Выбрать главу

— Сын мой, послушай отца своего. Жизнь вождя — это не жизнь простого воина. Только тот может стать великим, кто с поклоном примет судьбу, и радости её, и печали. Только тот вождь, а не воин, кто не в день сегодняшний и даже не в день завтрашний зрит, а на многие года вперёд. Смири гордыню, сын мой! Можно поступить, как тебе нашёптывает гордыня юношеская и костьми лечь в бою великом с честью и доблестью, только сколь той доблести будет? Сам видишь, каково сегодня наше воинство. Неудачи сломили дух и силы, вступить в бой сейчас — стать лёгкой добычей!

— Всё равно, отец! Лучше так умереть, чем с землепашцами проклятыми беседы мирные вести! Зато песни станут петь о нашей доблести!

— Песни петь? — эмиред горько усмехнулся. — А кто петь — то их будет? Старики да женщины? Но и те сгинут от клыков спустившихся к нашим трупам зверей да от объятий вылезшей на зов смерти нечисти. — Разве же я не прав? Айдыр пристыжено промолчал.

— Я сказал, король глуп, но везение наше не только в его глупости. Золота я выслал в их столицу меру немалую, нужного человека умасливал, ибо видел давно гибель нашу неизбежную. Дары мои ко двору пришлись. Советник короля продажен, к тому же свою выгоду имеет, а какую — не скажу и сам не знаю, только помяни моё слово: ещё будет что-то нам неведомое. Не зря Караахмед дни и ночи в горах отирается! Что-то они замыслили, но без нашей помощи им, похоже, никак не обойтись.

— Отец! — смирившись или скорее осознав свою неправоту, Айдыр уже не смел поднять взгляда на родителя. — А когда ж проклятых собак северных бить станем?

— В битву рвёшься? Что ж, будут тебе сражения! Как воины наши отдохнут, раны телесные да душевные излечат, так и ударим.

— Вырежем их, как овец жертвенных, без милости и сострадания! К чему собакам сострадание? Пусть визжат, души тешат горские! — на лице Айдыра появилась радостная улыбка. Увидев её, Рахмед посерел лицом.

— Рано, сынок, ты радуешься! Силы росской ещё не меряно. Не одержать победы нам, только время выиграть. Вновь прижмут к горам бесплодным нас росские воины. Не жилые места там, не подготовленные. Нам бы времени чуть больше. Но не будет его у нас, по — другому с Изенкранцем оговорено! — Рахмед умолк, подумав, что упомянув имя советника, сболтнул лишнее, затем махнул рукой.
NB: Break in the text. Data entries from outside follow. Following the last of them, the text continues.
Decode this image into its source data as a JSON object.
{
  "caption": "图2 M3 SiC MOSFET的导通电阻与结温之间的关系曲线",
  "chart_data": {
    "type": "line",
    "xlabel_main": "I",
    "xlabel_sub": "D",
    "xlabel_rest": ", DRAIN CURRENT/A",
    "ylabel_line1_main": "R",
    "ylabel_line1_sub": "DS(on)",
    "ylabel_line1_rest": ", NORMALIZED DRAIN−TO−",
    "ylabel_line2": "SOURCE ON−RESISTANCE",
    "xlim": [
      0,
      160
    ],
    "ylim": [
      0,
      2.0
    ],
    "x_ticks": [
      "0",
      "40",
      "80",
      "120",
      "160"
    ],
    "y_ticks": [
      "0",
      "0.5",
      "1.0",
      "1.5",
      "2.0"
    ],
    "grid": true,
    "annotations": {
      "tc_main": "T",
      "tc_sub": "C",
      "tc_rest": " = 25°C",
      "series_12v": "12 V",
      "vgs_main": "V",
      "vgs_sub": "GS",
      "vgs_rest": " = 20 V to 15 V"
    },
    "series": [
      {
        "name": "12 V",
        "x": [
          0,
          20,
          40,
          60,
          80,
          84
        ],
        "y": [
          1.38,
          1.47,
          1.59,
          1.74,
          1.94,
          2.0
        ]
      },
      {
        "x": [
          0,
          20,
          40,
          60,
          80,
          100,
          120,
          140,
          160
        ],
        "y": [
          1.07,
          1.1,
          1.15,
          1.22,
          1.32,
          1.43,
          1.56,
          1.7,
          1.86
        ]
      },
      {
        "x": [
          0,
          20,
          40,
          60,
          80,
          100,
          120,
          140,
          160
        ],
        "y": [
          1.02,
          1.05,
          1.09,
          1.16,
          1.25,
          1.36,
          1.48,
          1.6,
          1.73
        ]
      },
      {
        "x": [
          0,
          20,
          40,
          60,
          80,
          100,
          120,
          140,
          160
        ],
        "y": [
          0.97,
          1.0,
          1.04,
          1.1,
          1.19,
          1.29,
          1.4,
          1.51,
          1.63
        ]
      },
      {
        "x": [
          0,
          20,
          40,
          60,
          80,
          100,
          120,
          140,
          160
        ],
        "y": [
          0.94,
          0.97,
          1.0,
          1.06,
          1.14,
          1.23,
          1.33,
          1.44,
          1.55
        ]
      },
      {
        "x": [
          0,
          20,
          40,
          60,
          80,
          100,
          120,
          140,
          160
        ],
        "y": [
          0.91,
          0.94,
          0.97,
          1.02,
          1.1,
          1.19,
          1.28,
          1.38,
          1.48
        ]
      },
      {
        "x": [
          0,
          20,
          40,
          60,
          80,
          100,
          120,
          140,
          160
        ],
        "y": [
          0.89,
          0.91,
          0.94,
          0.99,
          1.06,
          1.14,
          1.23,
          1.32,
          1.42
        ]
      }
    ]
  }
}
Когда — никогда, а раскрывать сыну тайны придётся, не ровен час что случится, как он сможет править орками, коли нити правления потеряны?
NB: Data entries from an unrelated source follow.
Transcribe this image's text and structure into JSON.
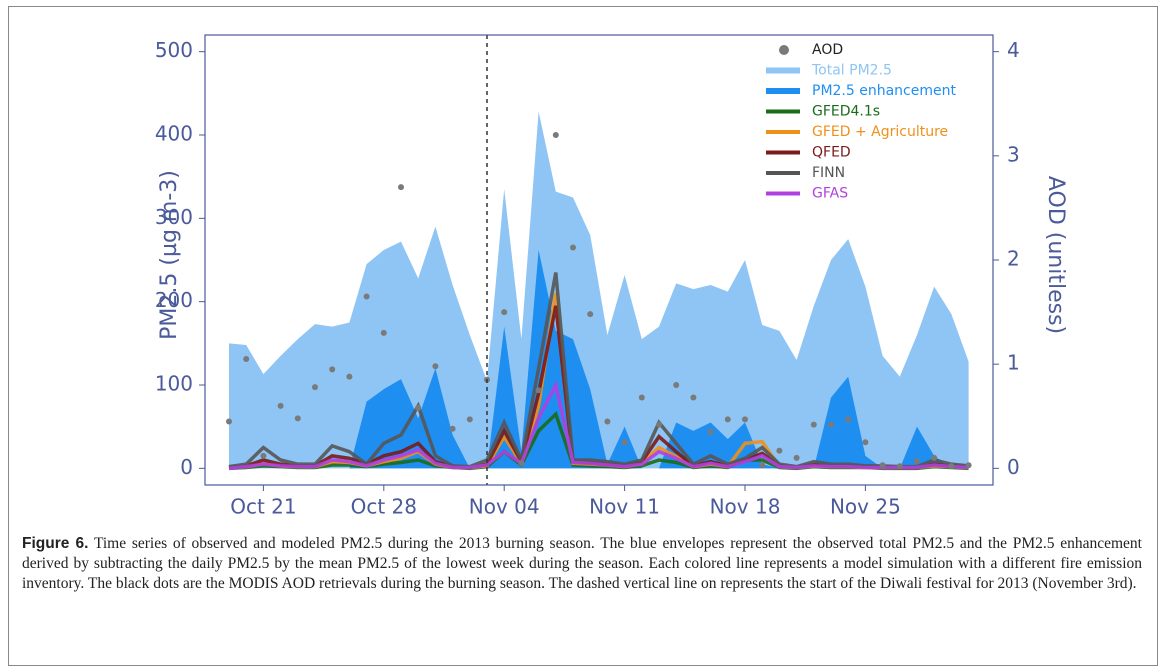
{
  "chart_data": {
    "type": "area-line-scatter",
    "ylabel": "PM2.5  (µg m-3)",
    "y2label": "AOD  (unitless)",
    "categories": [
      null,
      null,
      "Oct 21",
      null,
      null,
      null,
      null,
      null,
      null,
      "Oct 28",
      null,
      null,
      null,
      null,
      null,
      null,
      "Nov 04",
      null,
      null,
      null,
      null,
      null,
      null,
      "Nov 11",
      null,
      null,
      null,
      null,
      null,
      null,
      "Nov 18",
      null,
      null,
      null,
      null,
      null,
      null,
      "Nov 25",
      null,
      null,
      null,
      null,
      null,
      null
    ],
    "ylim": [
      -20,
      520
    ],
    "yticks": [
      0,
      100,
      200,
      300,
      400,
      500
    ],
    "y2lim": [
      -0.16,
      4.16
    ],
    "y2ticks": [
      0,
      1,
      2,
      3,
      4
    ],
    "vline_index": 15,
    "series": [
      {
        "name": "Total PM2.5",
        "kind": "area",
        "color": "#8ec5f5",
        "values": [
          150,
          148,
          113,
          135,
          155,
          173,
          170,
          175,
          245,
          262,
          272,
          228,
          290,
          220,
          160,
          105,
          335,
          155,
          428,
          332,
          325,
          280,
          160,
          232,
          155,
          170,
          222,
          215,
          220,
          212,
          250,
          172,
          165,
          130,
          195,
          250,
          275,
          218,
          135,
          110,
          160,
          218,
          185,
          128
        ]
      },
      {
        "name": "PM2.5 enhancement",
        "kind": "area",
        "color": "#1f8ef1",
        "values": [
          0,
          0,
          0,
          0,
          0,
          0,
          0,
          0,
          80,
          95,
          107,
          60,
          120,
          40,
          0,
          0,
          170,
          20,
          262,
          165,
          155,
          95,
          5,
          50,
          0,
          0,
          55,
          45,
          55,
          35,
          55,
          5,
          0,
          0,
          0,
          85,
          110,
          15,
          0,
          0,
          50,
          15,
          0,
          5
        ]
      },
      {
        "name": "GFED4.1s",
        "kind": "line",
        "color": "#1a6b1a",
        "values": [
          0,
          1,
          3,
          2,
          1,
          1,
          4,
          4,
          2,
          5,
          7,
          10,
          3,
          1,
          0,
          2,
          20,
          4,
          45,
          65,
          4,
          3,
          2,
          1,
          3,
          10,
          7,
          1,
          3,
          1,
          10,
          10,
          1,
          0,
          2,
          1,
          1,
          1,
          0,
          0,
          0,
          2,
          1,
          0
        ]
      },
      {
        "name": "GFED + Agriculture",
        "kind": "line",
        "color": "#f0901a",
        "values": [
          1,
          2,
          6,
          3,
          2,
          2,
          8,
          7,
          3,
          8,
          12,
          20,
          5,
          1,
          1,
          3,
          38,
          6,
          75,
          210,
          6,
          5,
          4,
          2,
          6,
          25,
          14,
          2,
          5,
          2,
          30,
          32,
          2,
          1,
          3,
          2,
          2,
          1,
          1,
          1,
          1,
          3,
          2,
          1
        ]
      },
      {
        "name": "QFED",
        "kind": "line",
        "color": "#7a1a1a",
        "values": [
          1,
          3,
          10,
          5,
          3,
          3,
          15,
          12,
          5,
          15,
          20,
          30,
          8,
          2,
          1,
          5,
          45,
          8,
          90,
          195,
          8,
          7,
          5,
          3,
          8,
          38,
          20,
          3,
          8,
          3,
          10,
          18,
          3,
          1,
          5,
          3,
          3,
          2,
          2,
          1,
          1,
          5,
          3,
          2
        ]
      },
      {
        "name": "FINN",
        "kind": "line",
        "color": "#555555",
        "values": [
          2,
          5,
          25,
          10,
          5,
          5,
          27,
          20,
          5,
          30,
          40,
          75,
          15,
          3,
          2,
          10,
          55,
          10,
          120,
          235,
          10,
          10,
          8,
          5,
          10,
          55,
          30,
          5,
          15,
          5,
          12,
          25,
          5,
          2,
          8,
          5,
          5,
          3,
          3,
          2,
          2,
          10,
          5,
          3
        ]
      },
      {
        "name": "GFAS",
        "kind": "line",
        "color": "#b040e0",
        "values": [
          0,
          2,
          5,
          3,
          2,
          2,
          10,
          8,
          3,
          10,
          15,
          22,
          6,
          1,
          1,
          4,
          20,
          6,
          60,
          100,
          7,
          6,
          4,
          2,
          5,
          20,
          12,
          2,
          6,
          2,
          8,
          15,
          2,
          1,
          3,
          2,
          2,
          1,
          1,
          1,
          1,
          4,
          2,
          1
        ]
      },
      {
        "name": "AOD",
        "kind": "scatter",
        "axis": "y2",
        "color": "#7a7a7a",
        "values": [
          0.45,
          1.05,
          0.12,
          0.6,
          0.48,
          0.78,
          0.95,
          0.88,
          1.65,
          1.3,
          2.7,
          0.58,
          0.98,
          0.38,
          0.47,
          0.85,
          1.5,
          0.05,
          0.75,
          3.2,
          2.12,
          1.48,
          0.45,
          0.25,
          0.68,
          0.42,
          0.8,
          0.68,
          0.35,
          0.47,
          0.47,
          0.03,
          0.17,
          0.1,
          0.42,
          0.42,
          0.47,
          0.25,
          0.03,
          0.02,
          0.07,
          0.1,
          0.02,
          0.03
        ]
      }
    ]
  },
  "caption": {
    "label": "Figure 6.",
    "text": "Time series of observed and modeled PM2.5 during the 2013 burning season. The blue envelopes represent the observed total PM2.5 and the PM2.5 enhancement derived by subtracting the daily PM2.5 by the mean PM2.5 of the lowest week during the season. Each colored line represents a model simulation with a different fire emission inventory. The black dots are the MODIS AOD retrievals during the burning season. The dashed vertical line on represents the start of the Diwali festival for 2013 (November 3rd)."
  }
}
— Айдыр, запомни: всё, что здесь сказано, здесь и остаться должно. Многого ты не знаешь, от того и смятеньем душа твоя полна. Нити мира паутиной тайной переплетены. Даже в войне великой владыки меж собой так или иначе общаются. Гордыня воинская гнетёт тебя! Гордость наша от непобедимости нашей, а того ты не знаешь, что непобедимость эта не на доблести нашей — на вражде сильных мира сего зиждется. Не мотай головой, не бычься! Как есть, тебе говорю, тайну страшную, для твоего разума неприемлемую раскрываю. Что наш народ оркский? Песчинка на земной тверди, морями-государствами перекатываемая. Ныне, на что Росслания слабая, и то одного воинства хватило, чтобы наших воинов по горам рассеять и в прах обратить. Но не посмеет она этого сделать! Даже без моих даров советнику не посмела б! Побили б ещё нас малость, но всё одно отступились бы. Бароны да вольные демы западные не позволили. А что до моих даров, так мы их завтра же стократ вернём, на обозах, да на людях, нами захваченных. Есть и у меня каналы тайные, с нужными людьми в узел дружбы завязанные. Пришло время поделиться с тобой тайнами…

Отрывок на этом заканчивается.